Jean-Marc Ferry est titulaire de la Chaire de Philosophie de l’Europe de l’Université de Nantes à la Maison des Sciences de l’Homme de Nantes depuis sa fondation en 2011. Il est professeur honoraire en science politique et philosophie morale à l’Université libre de Bruxelles, docteur honoris causa de l’Université de Lausanne (2000) et de l’Université Saint-Louis de Bruxelles (2017), ancien boursier de la fondation Alexander von Humboldt (Bonn). Il est membre, notamment, de la Fondation Jean Monnet, du groupe Spinelli pour l’Europe, et de l’Observatoire Européen des Politiques Universitaires. Jean-Marc Ferry est Commandeur de l’ordre de Léopold et Grand Officier de l’ordre de Léopold II (Belgique), Médaille d’or de l’Académie d’Agriculture de Paris. En 1995, l’Académie française lui décerne le Prix La Bruyère pour l’ensemble de son œuvre. Son œuvre fut couronnée à deux reprises par l’Institut de France : Prix La Bruyère de l’Académie française, en Philosophie, Morale, Sociologie, « pour l’ensemble de l’œuvre » (1995) ; prix Louis Marin de l’Académie des Sciences morales et politiques, pour La Question de l’Etat européen (2001).
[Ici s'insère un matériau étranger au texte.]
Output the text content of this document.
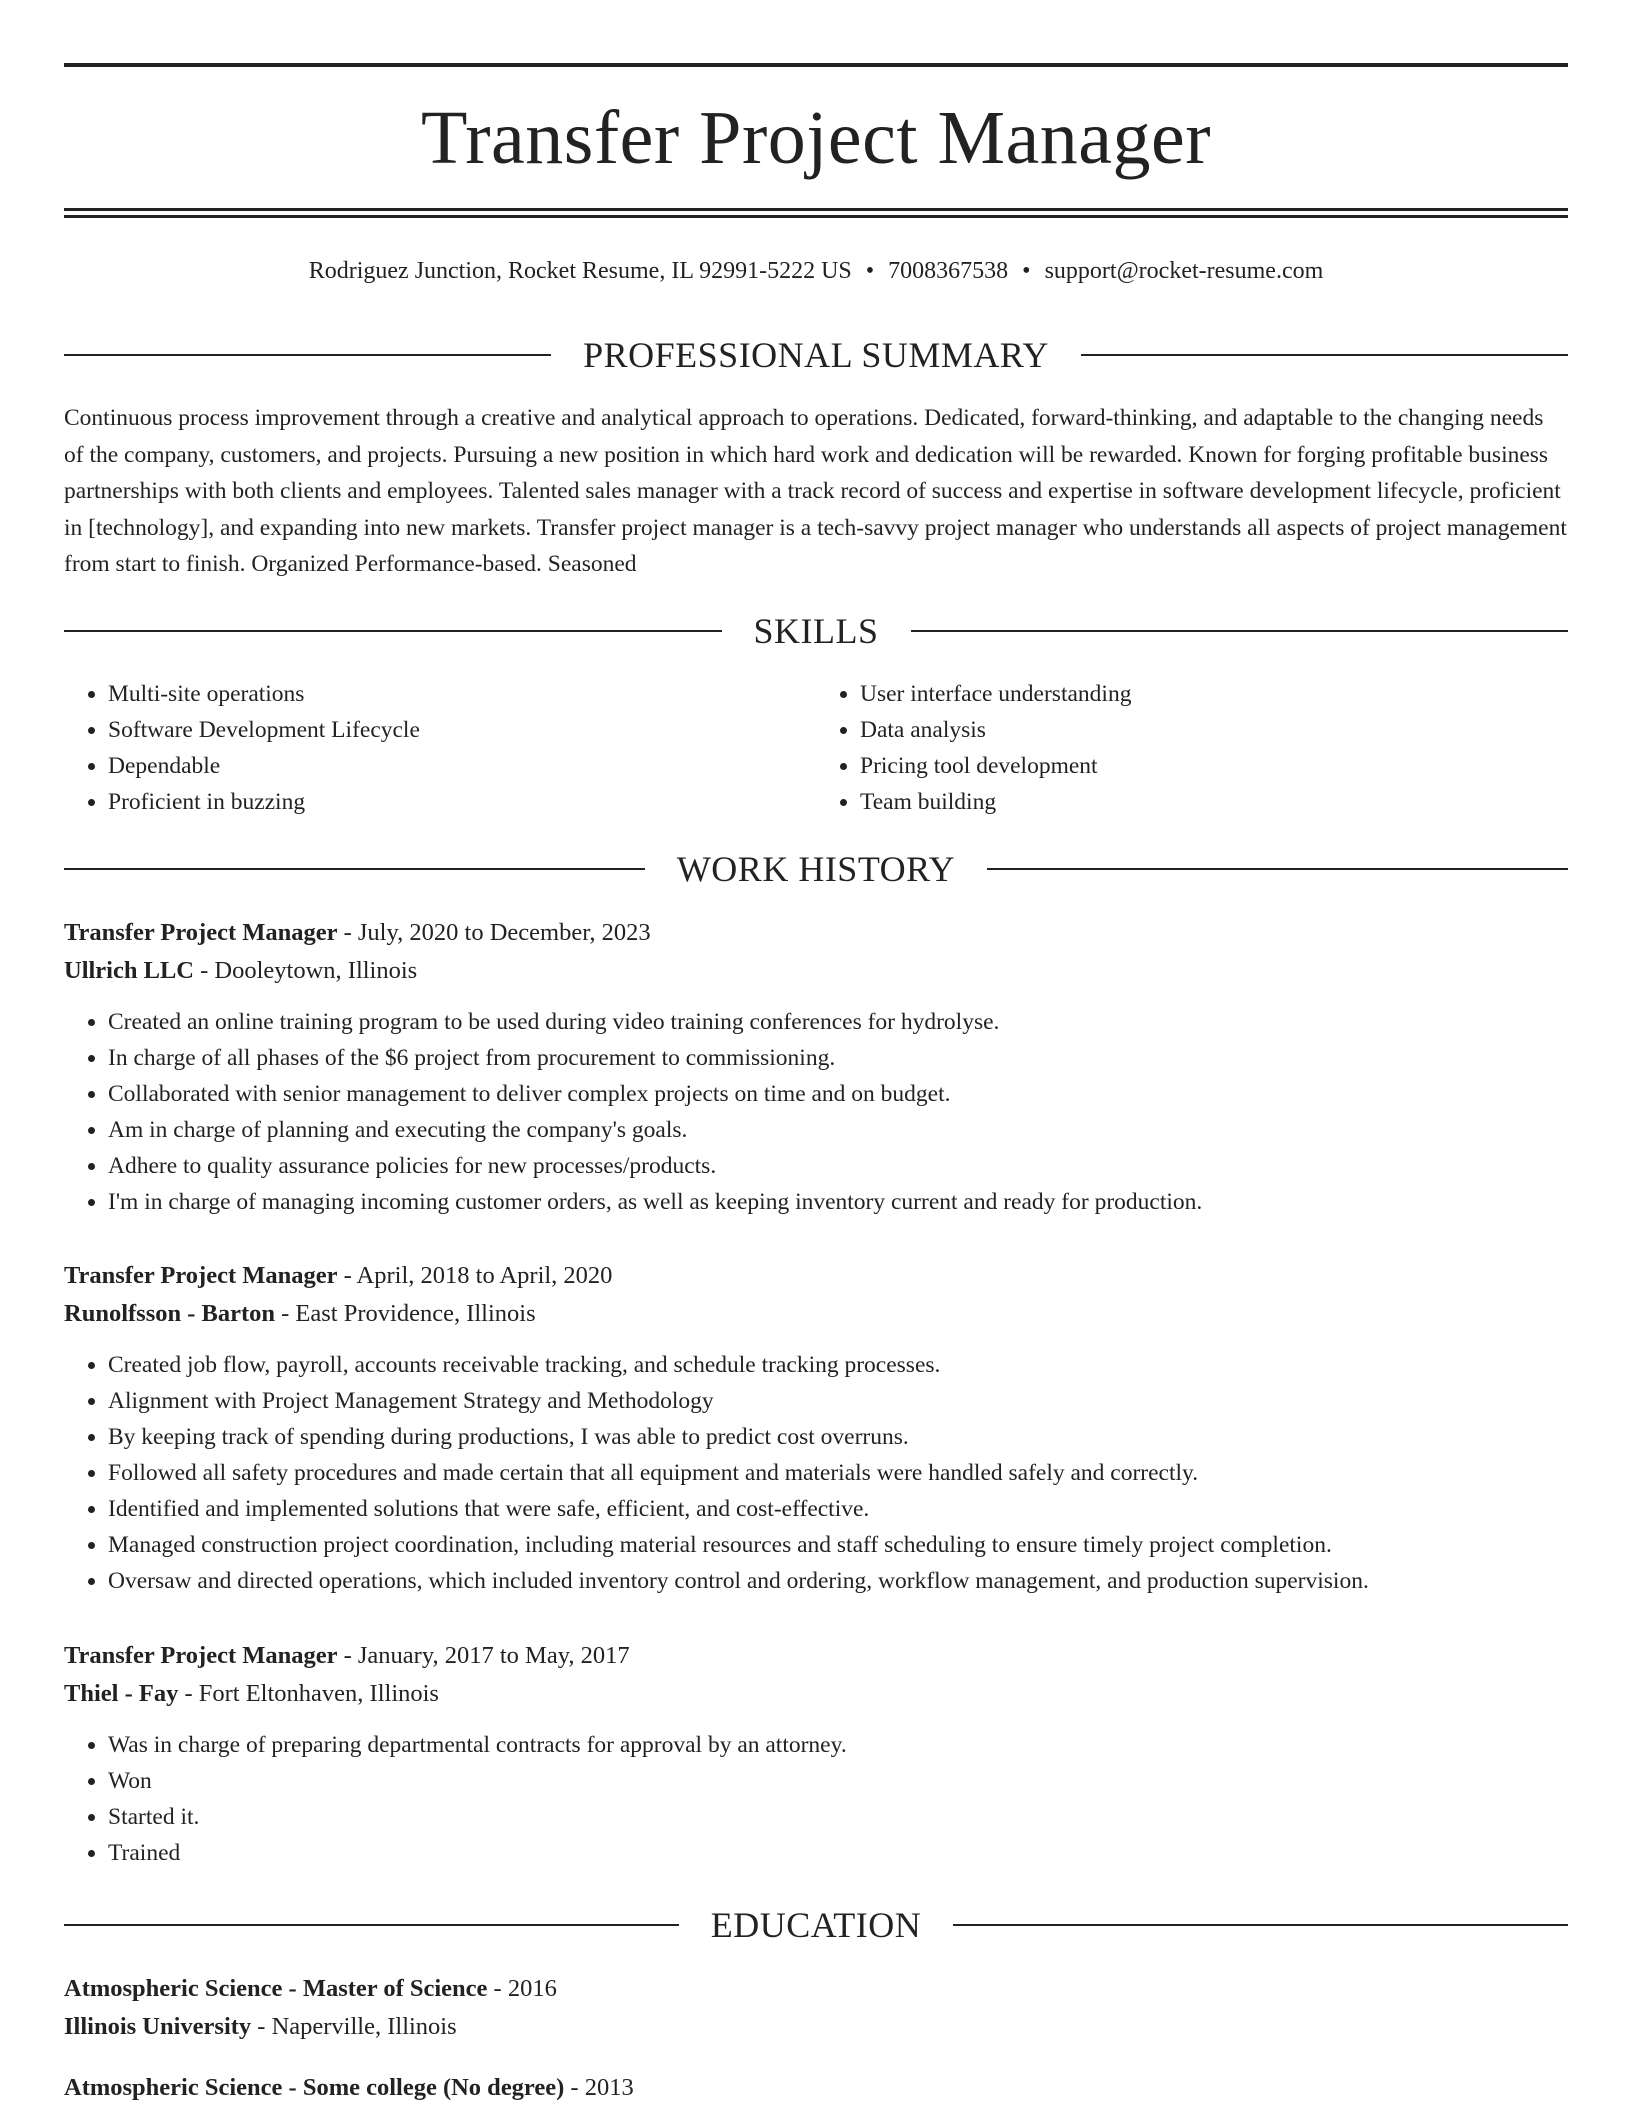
Transfer Project Manager
Rodriguez Junction, Rocket Resume, IL 92991-5222 US • 7008367538 • support@rocket-resume.com
PROFESSIONAL SUMMARY

Continuous process improvement through a creative and analytical approach to operations. Dedicated, forward-thinking, and adaptable to the changing needs of the company, customers, and projects. Pursuing a new position in which hard work and dedication will be rewarded. Known for forging profitable business partnerships with both clients and employees. Talented sales manager with a track record of success and expertise in software development lifecycle, proficient in [technology], and expanding into new markets. Transfer project manager is a tech-savvy project manager who understands all aspects of project management from start to finish. Organized Performance-based. Seasoned

SKILLS
• Multi-site operations
• Software Development Lifecycle
• Dependable
• Proficient in buzzing
• User interface understanding
• Data analysis
• Pricing tool development
• Team building
WORK HISTORY
Transfer Project Manager - July, 2020 to December, 2023
Ullrich LLC - Dooleytown, Illinois
• Created an online training program to be used during video training conferences for hydrolyse.
• In charge of all phases of the $6 project from procurement to commissioning.
• Collaborated with senior management to deliver complex projects on time and on budget.
• Am in charge of planning and executing the company's goals.
• Adhere to quality assurance policies for new processes/products.
• I'm in charge of managing incoming customer orders, as well as keeping inventory current and ready for production.
Transfer Project Manager - April, 2018 to April, 2020
Runolfsson - Barton - East Providence, Illinois
• Created job flow, payroll, accounts receivable tracking, and schedule tracking processes.
• Alignment with Project Management Strategy and Methodology
• By keeping track of spending during productions, I was able to predict cost overruns.
• Followed all safety procedures and made certain that all equipment and materials were handled safely and correctly.
• Identified and implemented solutions that were safe, efficient, and cost-effective.
• Managed construction project coordination, including material resources and staff scheduling to ensure timely project completion.
• Oversaw and directed operations, which included inventory control and ordering, workflow management, and production supervision.
Transfer Project Manager - January, 2017 to May, 2017
Thiel - Fay - Fort Eltonhaven, Illinois
• Was in charge of preparing departmental contracts for approval by an attorney.
• Won
• Started it.
• Trained
EDUCATION
Atmospheric Science - Master of Science - 2016
Illinois University - Naperville, Illinois
Atmospheric Science - Some college (No degree) - 2013
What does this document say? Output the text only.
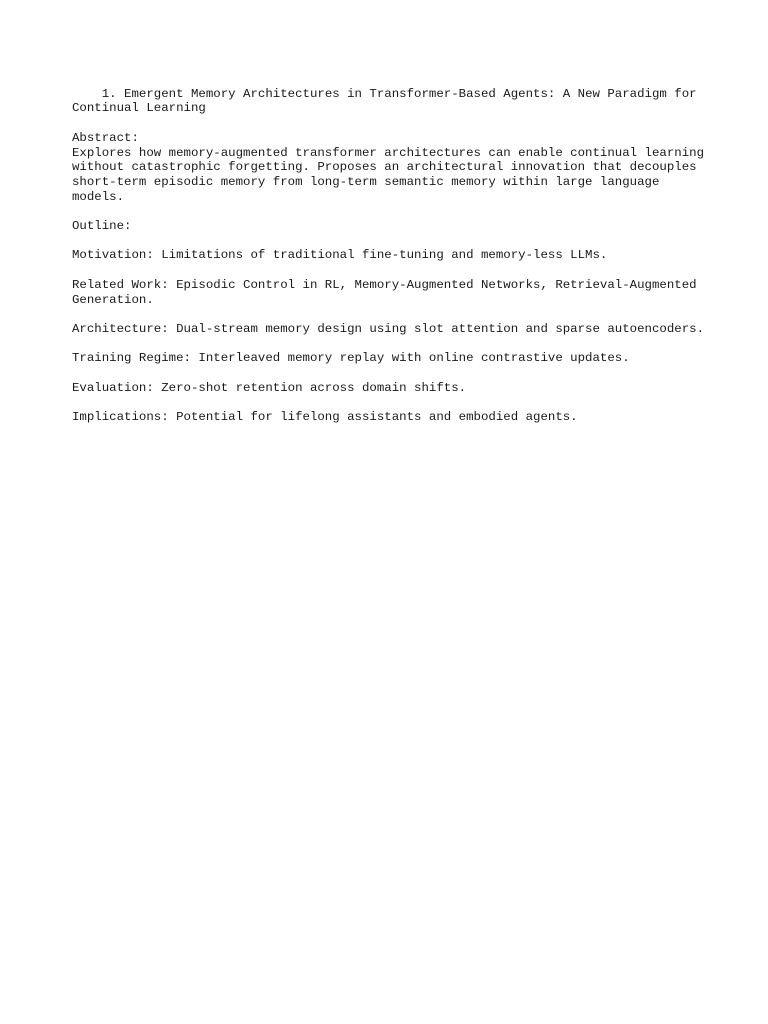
1. Emergent Memory Architectures in Transformer-Based Agents: A New Paradigm for Continual Learning

Abstract:
Explores how memory-augmented transformer architectures can enable continual learning without catastrophic forgetting. Proposes an architectural innovation that decouples short-term episodic memory from long-term semantic memory within large language models.
Outline:
Motivation: Limitations of traditional fine-tuning and memory-less LLMs.
Related Work: Episodic Control in RL, Memory-Augmented Networks, Retrieval-Augmented Generation.
Architecture: Dual-stream memory design using slot attention and sparse autoencoders.
Training Regime: Interleaved memory replay with online contrastive updates.
Evaluation: Zero-shot retention across domain shifts.
Implications: Potential for lifelong assistants and embodied agents.
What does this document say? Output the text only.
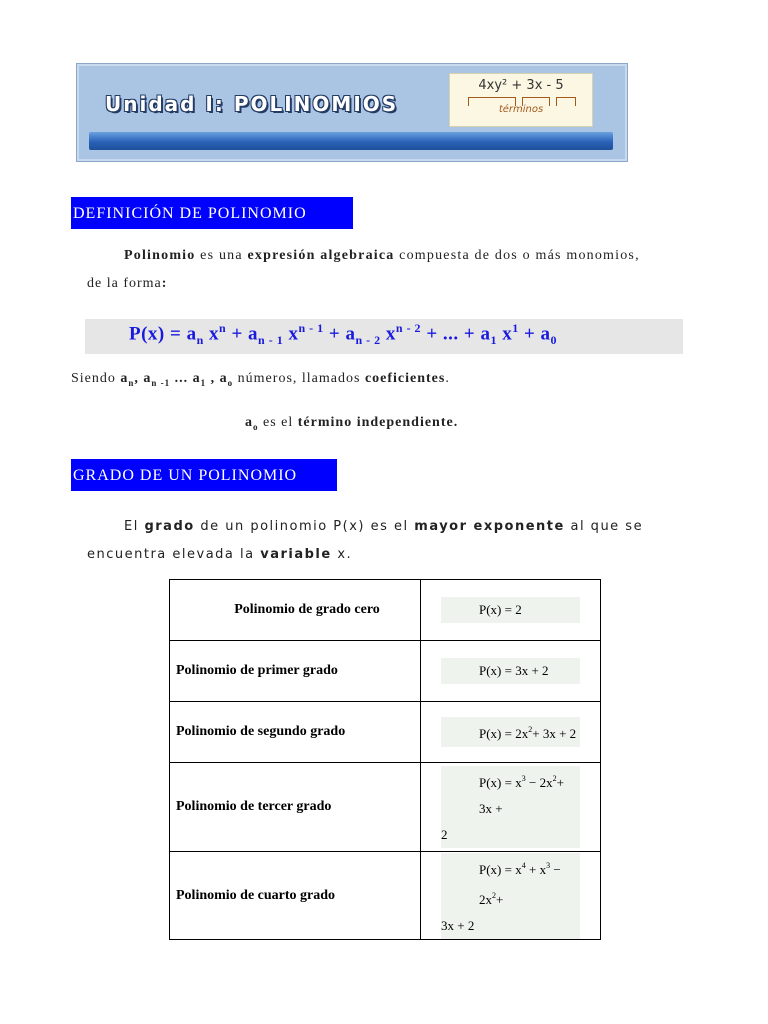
Unidad I: POLINOMIOS
4xy² + 3x - 5
términos
DEFINICIÓN DE POLINOMIO
Polinomio es una expresión algebraica compuesta de dos o más monomios,
de la forma:
$P(x) = a_n$ $x^n + a_{n - 1}$ $x^{n - 1} + a_{n - 2}$ $x^{n - 2}$ + ... + $a_1$ $x^1 + a_0$
Siendo $a_n$, $a_{n -1}$ ... $a_1$ , $a_o$ números, llamados coeficientes.
$a_o$ es el término independiente.
GRADO DE UN POLINOMIO
El grado de un polinomio P(x) es el mayor exponente al que se
encuentra elevada la variable x.
Polinomio de grado cero	P(x) = 2

Polinomio de primer grado	P(x) = 3x + 2

Polinomio de segundo grado	$P(x) = 2x^2+ 3x + 2$

Polinomio de tercer grado	$P(x) = x^3 - 2x^2+ 3x$ +
2

Polinomio de cuarto grado	$P(x) = x^4 + x^3 - 2x^2+$
3x + 2
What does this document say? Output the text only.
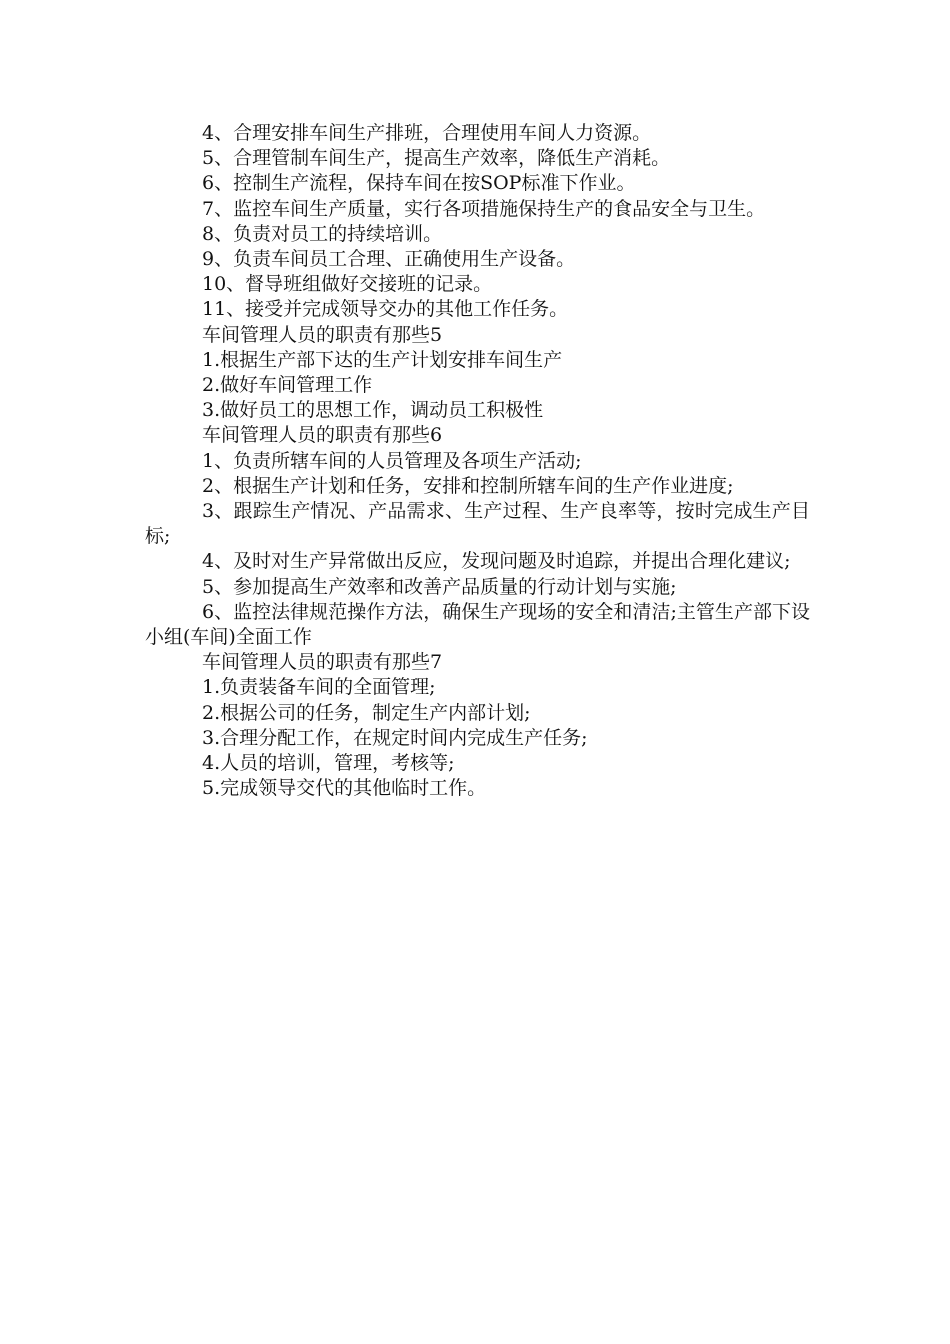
4、合理安排车间生产排班，合理使用车间人力资源。

5、合理管制车间生产，提高生产效率，降低生产消耗。

6、控制生产流程，保持车间在按SOP标准下作业。

7、监控车间生产质量，实行各项措施保持生产的食品安全与卫生。

8、负责对员工的持续培训。

9、负责车间员工合理、正确使用生产设备。

10、督导班组做好交接班的记录。

11、接受并完成领导交办的其他工作任务。

车间管理人员的职责有那些5

1.根据生产部下达的生产计划安排车间生产

2.做好车间管理工作

3.做好员工的思想工作，调动员工积极性

车间管理人员的职责有那些6

1、负责所辖车间的人员管理及各项生产活动;

2、根据生产计划和任务，安排和控制所辖车间的生产作业进度;

3、跟踪生产情况、产品需求、生产过程、生产良率等，按时完成生产目标;

4、及时对生产异常做出反应，发现问题及时追踪，并提出合理化建议;

5、参加提高生产效率和改善产品质量的行动计划与实施;

6、监控法律规范操作方法，确保生产现场的安全和清洁;主管生产部下设小组(车间)全面工作

车间管理人员的职责有那些7

1.负责装备车间的全面管理;

2.根据公司的任务，制定生产内部计划;

3.合理分配工作，在规定时间内完成生产任务;

4.人员的培训，管理，考核等;

5.完成领导交代的其他临时工作。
Il a publié, à ce jour, une trentaine d’ouvrages, quelques deux cent cinquante articles de revues, chapitres d’ouvrages collectifs, entretiens et rapports d’expertise dont beaucoup traitent des questions européennes.

Il dirige la collection Humanités aux Éditions du Cerf (Paris) et la collection La Pensée élargie aux Éditions Le Bord de l’Eau. Il co-dirige avec Nathalie Zaccaï-Reyners la collection Philosophie et société aux Éditions de l’Université Libre de Bruxelles et, avec Alain Renaut, la collection Philosophie appliquée aux Presses Universitaires de Paris Sorbonne. Son dernier ouvrage s’intitule La Raison et la foi. Une philosophie de la religion. Parmi ses ouvrages les plus importants, rappelons Les Puissances de l’expérience (1991), Philosophie de la communication (1994), L’Ethique reconstructive (1996), La Question de l’Etat européen (2000), De la Civilisation (2001), Valeurs et normes (2002), La Question de l’Histoire (2002), Les Grammaires de l’intelligence (2004), Europe, la voie kantienne (2005), La Religion réflexive (2010), La république crépusculaire (2010), La Raison et la Foi (2016).

Il est également promoteur du concept de l’Allocation Universelle.